Douter et faire preuve d’humilité
«Le doute peut être dynamique, affirme Robert Lepage. Plus on vieillit, plus on s’instruit et moins on a de certitudes. Le doute permet parfois de faire place à l’intuition. Quand j’étais étudiant au conservatoire, on faisait un exercice. On lançait un soulier, on fermait les yeux et on devait marcher à l’aveugle jusqu’au soulier et mettre la main à terre pour le saisir. On ouvrait les yeux, puis on refaisait l’exercice. Je me suis rendu compte que, dans le doute, on ajoute souvent un pas. C’est une sensation difficile à décrire, mais c’est ça l’intuition. Chez le leader, le doute n’est pas paralysant, il peut faire naître le pas qu’il manque.»
Pour Joanne Liu, au doute s’ajoute l’humilité chez un vrai leader. «Par exemple, dit-elle, les pays qui ont le mieux géré la pandémie ne sont pas parmi les plus riches. Les pays moins nantis possèdent un "savoir-être" en temps de crise. Les dirigeants des pays riches n’ont pas eu l’humilité de dire qu’ils étaient devant l’inconnu et d’agir en conséquence.»
Canaliser les énergies et s’affranchir des règles
Un leader connaît, lui aussi, l’échec, mais il en sort plus fort. «Le 3 octobre 2015, à Kunduz, en Afghanistan, témoigne Joanne Liu, un hôpital a été victime de cinq frappes aériennes… menées par les Américains. Des patients et des collègues sont morts, des Afghans ont été privés de soin. Nous étions en colère, nous étions tristes. Il a fallu canaliser ces énergies négatives et les transformer. On a voulu agir pour que de telles tragédies ne puissent se reproduire.

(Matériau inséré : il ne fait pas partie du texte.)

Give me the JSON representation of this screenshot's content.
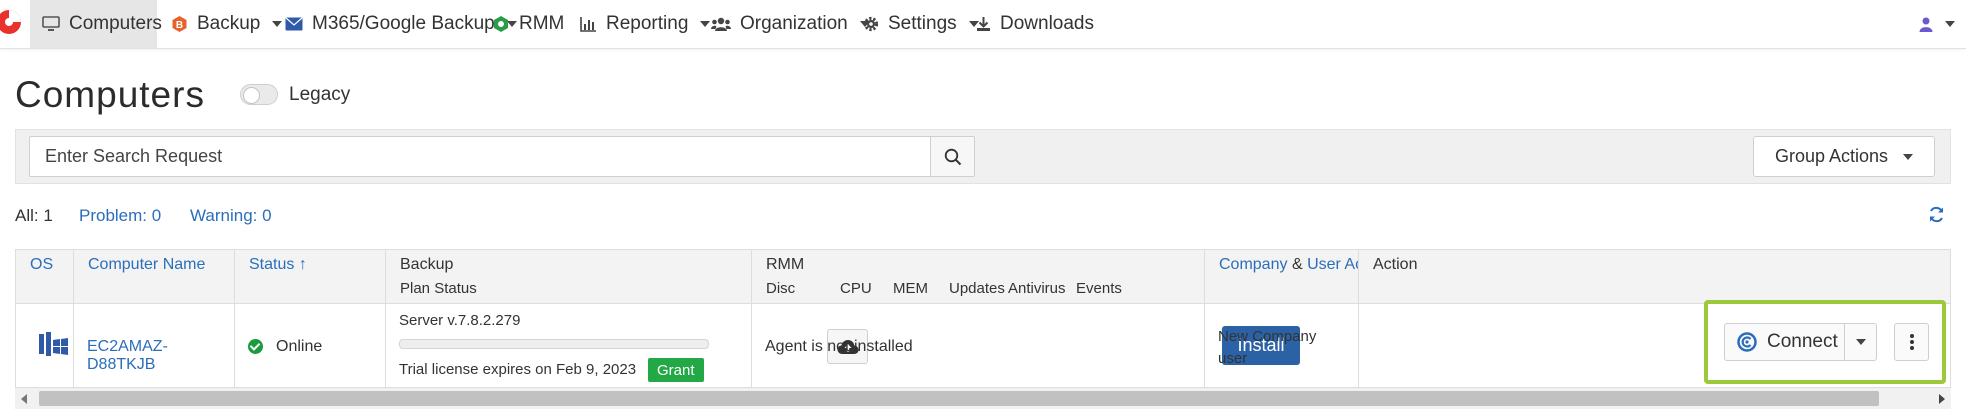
{
  "nav": {
    "computers": "Computers",
    "backup": "Backup",
    "m365": "M365/Google Backup",
    "rmm": "RMM",
    "reporting": "Reporting",
    "organization": "Organization",
    "settings": "Settings",
    "downloads": "Downloads"
  },
  "page": {
    "title": "Computers",
    "legacy_label": "Legacy",
    "legacy_enabled": false
  },
  "search": {
    "placeholder": "Enter Search Request",
    "value": ""
  },
  "group_actions_label": "Group Actions",
  "filters": {
    "all": "All: 1",
    "problem": "Problem: 0",
    "warning": "Warning: 0"
  },
  "table": {
    "headers": {
      "os": "OS",
      "computer_name": "Computer Name",
      "status": "Status",
      "status_sort": "↑",
      "backup": "Backup",
      "plan_status": "Plan Status",
      "rmm": "RMM",
      "rmm_sub": [
        "Disc",
        "CPU",
        "MEM",
        "Updates",
        "Antivirus",
        "Events"
      ],
      "company": "Company",
      "amp": "&",
      "user_account": "User Account",
      "action": "Action"
    },
    "rows": [
      {
        "computer_name": "EC2AMAZ-D88TKJB",
        "status": "Online",
        "server_version": "Server v.7.8.2.279",
        "trial": "Trial license expires on Feb 9, 2023",
        "grant": "Grant",
        "agent_status": "Agent is not installed",
        "install": "Install",
        "company": "New Company",
        "user": "user",
        "connect": "Connect"
      }
    ]
  },
  "colors": {
    "accent": "#2a6ebb",
    "install": "#2a62a5",
    "online": "#1a9c3e",
    "grant": "#22a845",
    "highlight": "#9dc83a",
    "brand": "#e8322b"
  }
}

Le 3 mai 2016, le Conseil de sécurité de l’ONU a adopté une résolution qui condamne les attaques sur des hôpitaux lors de conflits armés. À partir de l’échec, on a choisi de bâtir une solution.»
Finalement, selon les invités, un leader sait s’affranchir des règles au bon moment.
«Il faut faire exploser les cadres, explique Joanne Liu. Si on continue avec les mêmes schémas de pensée, rien ne change. J’aime faire des mariages improbables, réunir des gens de milieux différents, prendre conseil auprès de gens d’autres domaines. Ça ouvre des espaces de réflexion.»
Lucien Bouchard, de son côté, a rappelé cette anecdote selon laquelle Neil Armstrong, au moment d’alunir, a repris le contrôle de son appareil, au grand dam de Houston. «S’il suivait le plan, il alunissait sur une immense roche. Violer les règles, les conventions ou les plans, c’est parfois ça être un leader!»
Robert Lepage, dans la même lignée, a rappelé l’importance, en art, de «tuer son propre père», comme l’a dit Picasso. «On doit s’inspirer des grands maîtres qui nous enseignent, on doit digérer leur savoir, puis les "tuer", Pour créer, il faut savoir s’affranchir!»